I would probably have to go with #2 and #3. I have been collecting for the last several years and my purchases have become much more narrow, but I am still roll searching and actively keeping up with new developments in the hobby, as well as buying a coin from time to time. I enjoy finding a coin myself that I'd want rather than buying it, and much of what I collect are error coins, so that is very possible.
Most collectors probably fluctuate between 2-5 at any given time with maybe a stop or two at 6 before returning later.
Wow! Insert "mind blown" gif here. I've pared my collection down to fewer than 500 coins, and still frequently feel overwhelmed by that quantity (the paring will continue). So I quess I'm somewhere in the general vicinity of "3" or maybe "3+" on the OP's scale. I still buy, but incoming is far less than outgoing.
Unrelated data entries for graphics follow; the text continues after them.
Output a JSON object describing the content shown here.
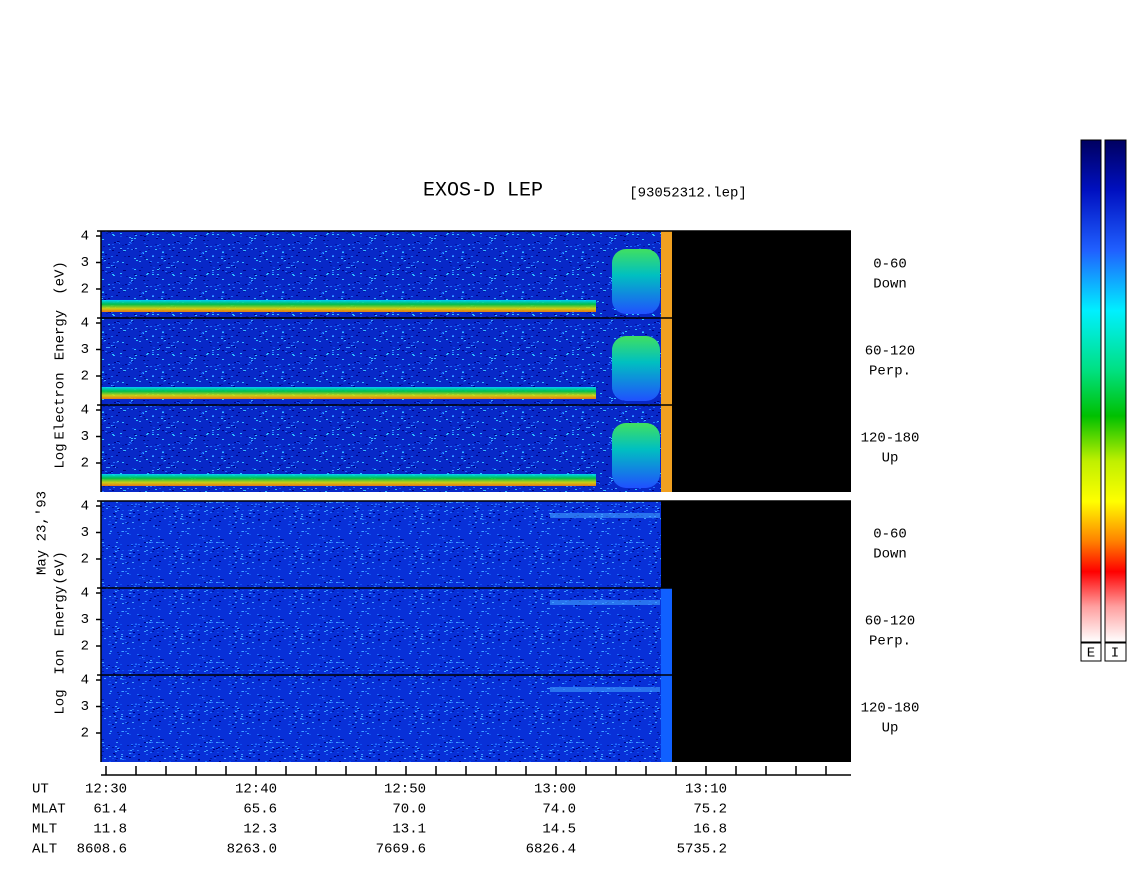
{
  "header": {
    "title": "EXOS-D LEP",
    "file": "[93052312.lep]",
    "date": "May 23,'93"
  },
  "electron": {
    "axis_label": [
      "Log",
      "Electron",
      "Energy",
      "(eV)"
    ],
    "panels": [
      {
        "yticks": [
          "4",
          "3",
          "2"
        ],
        "pitch": "0-60",
        "direction": "Down"
      },
      {
        "yticks": [
          "4",
          "3",
          "2"
        ],
        "pitch": "60-120",
        "direction": "Perp."
      },
      {
        "yticks": [
          "4",
          "3",
          "2"
        ],
        "pitch": "120-180",
        "direction": "Up"
      }
    ]
  },
  "ion": {
    "axis_label": [
      "Log",
      "Ion",
      "Energy",
      "(eV)"
    ],
    "panels": [
      {
        "yticks": [
          "4",
          "3",
          "2"
        ],
        "pitch": "0-60",
        "direction": "Down"
      },
      {
        "yticks": [
          "4",
          "3",
          "2"
        ],
        "pitch": "60-120",
        "direction": "Perp."
      },
      {
        "yticks": [
          "4",
          "3",
          "2"
        ],
        "pitch": "120-180",
        "direction": "Up"
      }
    ]
  },
  "orbit": {
    "rows": [
      {
        "label": "UT",
        "values": [
          "12:30",
          "12:40",
          "12:50",
          "13:00",
          "13:10"
        ]
      },
      {
        "label": "MLAT",
        "values": [
          "61.4",
          "65.6",
          "70.0",
          "74.0",
          "75.2"
        ]
      },
      {
        "label": "MLT",
        "values": [
          "11.8",
          "12.3",
          "13.1",
          "14.5",
          "16.8"
        ]
      },
      {
        "label": "ALT",
        "values": [
          "8608.6",
          "8263.0",
          "7669.6",
          "6826.4",
          "5735.2"
        ]
      }
    ]
  },
  "colorbars": [
    "E",
    "I"
  ]
}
Hello my name is WhiteGermanShepherdLover and I'm a 3. It's hard to pinpoint exactly when my coin collecting started. But I do know that it began oh so innocently. I believe I started at around 8 years of age. Going through penny rolls looking for wheats and IHC's. Checking my change. Asking mom or dad to take me down to the local coin shop to gawk at all of those pretty coins, in which a few just may some day find their way into my blossoming collection. And before I knew it, there I was, shoveling walks in brutally cold weather and mowing lawns on scalding hot summer days, for the sole purpose of getting money to support my coin collecting habit.......enough with that. Yeah, I'm a solid 3. Like many of us, I cringe when I reflect back at my days as a 1. I was a buying fool! At this point I'm too embarrassed to reveal the morbid details, but trust me when I say that I was quite the ignorramus! So to all of you new collectors, do yourself a tremendous favor and do your homework first, before pulling the trigger on any acquisitions.